Reference is now made to Fig. 2, which illustrates schematically the motion system of Fig. 1 fully assembled with the motion carriage 13 in place on the rail 10, with the steel strips 12 in position within their grooves 14 in the aluminium rail 10. The novelty of the current system, though not visible in the small-scale drawing of Fig. 2, is that the steel strips 12 are not attached rigidly to the aluminium rail profile 10, but are simply inserted into place within the rail groove 14, and are firmly held in position only in the region beneath the motion carriage 13. As previously mentioned, the dimensions of the carriage and its associated protuberances or ball bearings 16 is such that the carriage grips the steel strips 12 laterally such that they are clamped firmly against the aluminium rail profile 10 by contact of the motion carriage sliding or rolling surfaces with the steel rails. The position of this clamping action moves along the rail assembly as the carriage moves along the rail assembly.

Reference is now made to Fig. 3, which illustrates schematically an end cross-sectional view of the motion carriage 13 mounted on the rail assembly 10, 12, showing how the sliding or rolling elements 16 on the sidewalls 17 of the motion carriage fit into the V- grooves of the steel strips 12, forcing the steel strips into their designated grooves in the aluminium rail 10.

Reference is now made to Figs. 4A and 4B, which illustrate schematically side elevation and plan views respectively of a completely assembled motion system of the type described in this disclosure, showing the carriage 13 mounted on the rail assembly. Fig. 4A shows how the clamped position of the steel strips defines the height of the carriage above the mounting plane on which the rail system is mounted, while Fig. 4B illustrates the thread inserts 18 by which the motion system rail assembly is attached to the mounting surface on which it operates.

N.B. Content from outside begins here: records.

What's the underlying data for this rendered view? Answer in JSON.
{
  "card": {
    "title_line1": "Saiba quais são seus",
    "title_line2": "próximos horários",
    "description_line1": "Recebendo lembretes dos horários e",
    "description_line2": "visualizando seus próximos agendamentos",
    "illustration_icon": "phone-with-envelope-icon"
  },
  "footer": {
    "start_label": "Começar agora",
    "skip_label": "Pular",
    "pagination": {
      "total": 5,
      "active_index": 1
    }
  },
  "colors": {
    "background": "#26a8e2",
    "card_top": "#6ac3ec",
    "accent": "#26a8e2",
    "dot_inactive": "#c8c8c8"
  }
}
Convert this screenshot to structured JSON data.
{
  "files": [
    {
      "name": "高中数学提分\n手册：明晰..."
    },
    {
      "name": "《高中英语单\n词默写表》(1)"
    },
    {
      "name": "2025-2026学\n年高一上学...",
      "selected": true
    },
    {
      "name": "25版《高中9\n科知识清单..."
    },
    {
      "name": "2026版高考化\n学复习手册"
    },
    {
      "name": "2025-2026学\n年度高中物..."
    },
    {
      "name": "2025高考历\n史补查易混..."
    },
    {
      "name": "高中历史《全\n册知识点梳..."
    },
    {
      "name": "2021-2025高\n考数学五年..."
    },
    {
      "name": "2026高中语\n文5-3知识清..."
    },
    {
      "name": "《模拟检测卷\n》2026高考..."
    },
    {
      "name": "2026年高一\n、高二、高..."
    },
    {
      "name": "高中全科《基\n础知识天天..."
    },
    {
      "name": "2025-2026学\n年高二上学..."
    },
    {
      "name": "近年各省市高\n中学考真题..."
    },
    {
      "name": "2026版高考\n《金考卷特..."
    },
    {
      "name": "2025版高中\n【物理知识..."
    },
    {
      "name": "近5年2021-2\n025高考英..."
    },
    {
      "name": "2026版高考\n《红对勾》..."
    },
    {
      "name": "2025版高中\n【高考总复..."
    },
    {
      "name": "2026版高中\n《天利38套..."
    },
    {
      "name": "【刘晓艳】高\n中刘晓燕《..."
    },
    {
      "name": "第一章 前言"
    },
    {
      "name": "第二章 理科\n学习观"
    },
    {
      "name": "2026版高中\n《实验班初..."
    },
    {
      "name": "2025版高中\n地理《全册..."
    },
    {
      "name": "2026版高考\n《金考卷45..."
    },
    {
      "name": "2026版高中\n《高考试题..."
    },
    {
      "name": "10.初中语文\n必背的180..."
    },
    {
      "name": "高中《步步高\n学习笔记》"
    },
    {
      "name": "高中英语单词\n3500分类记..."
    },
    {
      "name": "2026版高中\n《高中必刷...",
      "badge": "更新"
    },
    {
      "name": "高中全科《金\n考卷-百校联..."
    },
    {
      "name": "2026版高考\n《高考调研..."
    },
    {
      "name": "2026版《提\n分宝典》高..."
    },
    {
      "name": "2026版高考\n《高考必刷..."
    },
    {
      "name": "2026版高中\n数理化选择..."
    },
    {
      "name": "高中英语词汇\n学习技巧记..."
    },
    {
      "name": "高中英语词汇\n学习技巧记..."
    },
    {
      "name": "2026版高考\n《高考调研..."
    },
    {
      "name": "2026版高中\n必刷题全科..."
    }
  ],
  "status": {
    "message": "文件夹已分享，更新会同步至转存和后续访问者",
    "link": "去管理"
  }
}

It is appreciated by persons skilled in the art that the present invention is not limited by what has been particularly shown and described hereinabove. Rather the scope of the present invention includes both combinations and subcombinations of various features described hereinabove as well as variations and modifications thereto which would occur to a person of skill in the art upon reading the above description and which are not in the prior art.